Though in many of Lensdepictions calendars, I have used my flower shots, all the flowers featured there were either grown on roadside trees or they were some weeds or wildflowers, as they are commonly called. 

This is so, because I have a soft spot for the understated, unassuming elegance of wild flowers, as against those seen in urban gardens - grown in a sophisticated, orderly fashion and groomed to perfection.

However, this summer, a bunch of garden flowers caught my attention. And they did so quietly, like any other thing in nature. Also they had me enough in awe to manage to be in my calendar!

The other day as I was walking through the community garden behind my place when I had the glimpse of some ornamental Pink flowers - snowball shaped bunches, made of a number of  tiny blooms inside.

The flowers looked pretty, but I just passed by them without giving them even a second look, leave alone taking their pictures. 

Just another common staple of the showy city gardens - I had thought.

I must have seen those flowers somewhere else before, I kind of knew. 

But what I did not know at all, was something very curious and dramatic, and I was about to find that out soon…


Well, after around a month, I happened to walk by the same spot again. 

And voila!!! 

They were gone!!! 

Or....They were not... :)

I could see the same snowball blooms, same plants, in the exact same spot, but, most of them were turned to this gorgeous shade of Blue! If it was not for some flowers and petals that were still pink, it was just impossible to believe that I was looking at the same bunch of flowers!

Magic…!

It got me very curious and I researched for their identity.

These flowers are called “Hydrangeas”. And it turned out that they take up color according to pH level of soil!

“Nature’s very own litmus papers!” that was the immediate thought that came up in mind as I fondly remembered the chemistry laboratory in school.

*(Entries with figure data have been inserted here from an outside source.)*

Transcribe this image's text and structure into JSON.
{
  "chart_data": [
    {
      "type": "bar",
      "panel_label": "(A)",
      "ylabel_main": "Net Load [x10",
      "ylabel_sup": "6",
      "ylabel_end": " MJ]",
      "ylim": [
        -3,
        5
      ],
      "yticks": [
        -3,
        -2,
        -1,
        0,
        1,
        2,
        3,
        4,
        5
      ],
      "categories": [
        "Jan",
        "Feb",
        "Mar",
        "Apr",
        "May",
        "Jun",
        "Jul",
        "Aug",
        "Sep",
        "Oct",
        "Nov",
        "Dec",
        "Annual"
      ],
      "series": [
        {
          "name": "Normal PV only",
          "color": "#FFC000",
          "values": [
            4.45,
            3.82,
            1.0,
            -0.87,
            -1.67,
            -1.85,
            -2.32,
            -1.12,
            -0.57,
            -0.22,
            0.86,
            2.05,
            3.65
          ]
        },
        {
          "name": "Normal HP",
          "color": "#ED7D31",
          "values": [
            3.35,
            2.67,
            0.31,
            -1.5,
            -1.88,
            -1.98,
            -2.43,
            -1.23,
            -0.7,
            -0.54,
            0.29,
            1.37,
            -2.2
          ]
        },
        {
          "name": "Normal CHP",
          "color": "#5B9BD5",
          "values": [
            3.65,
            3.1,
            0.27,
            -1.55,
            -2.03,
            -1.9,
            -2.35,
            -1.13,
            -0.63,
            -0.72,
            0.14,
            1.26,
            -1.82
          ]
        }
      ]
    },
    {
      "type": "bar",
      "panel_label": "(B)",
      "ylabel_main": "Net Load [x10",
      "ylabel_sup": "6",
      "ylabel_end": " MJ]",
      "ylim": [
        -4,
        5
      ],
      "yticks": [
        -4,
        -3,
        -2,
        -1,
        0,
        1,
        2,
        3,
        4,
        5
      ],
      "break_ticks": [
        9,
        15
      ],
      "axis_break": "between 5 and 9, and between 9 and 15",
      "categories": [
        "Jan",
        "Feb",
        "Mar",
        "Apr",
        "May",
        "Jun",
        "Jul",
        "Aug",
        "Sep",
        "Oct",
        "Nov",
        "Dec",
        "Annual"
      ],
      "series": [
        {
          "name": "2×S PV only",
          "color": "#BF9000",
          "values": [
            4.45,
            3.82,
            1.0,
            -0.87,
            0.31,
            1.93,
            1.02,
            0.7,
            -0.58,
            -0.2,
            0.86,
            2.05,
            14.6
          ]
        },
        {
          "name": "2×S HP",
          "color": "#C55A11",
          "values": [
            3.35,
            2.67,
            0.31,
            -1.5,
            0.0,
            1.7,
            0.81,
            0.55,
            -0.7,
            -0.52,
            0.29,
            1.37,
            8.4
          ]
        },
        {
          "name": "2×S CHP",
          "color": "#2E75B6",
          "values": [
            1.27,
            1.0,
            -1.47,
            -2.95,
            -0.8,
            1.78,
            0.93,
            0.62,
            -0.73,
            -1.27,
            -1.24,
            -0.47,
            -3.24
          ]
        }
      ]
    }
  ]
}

Remember litmus paper?  If you dip it in a liquid and the paper turns blue, the liquid is an acid.  If the paper turns pink, the liquid is alkaline. 

But wait, there is a little twist here. Hydrangeas’ behavior is exactly the reverse of the litmus paper.  Their blooms are blue in acidic soil and pink in alkaline soil!

Not sure whether the soil had turned alkaline only naturally or the gardener had manipulated it to make the Hydrangeas change their color so dramatically, but I knew if I visited them after few more days, I could see them as all blue…

My little wait paid off and I took this shot after that, exclusively, for the July 2016 calendar.




P.S: I still regret not taking pictures of their pink avatar. I had realized my loss only after they had gone.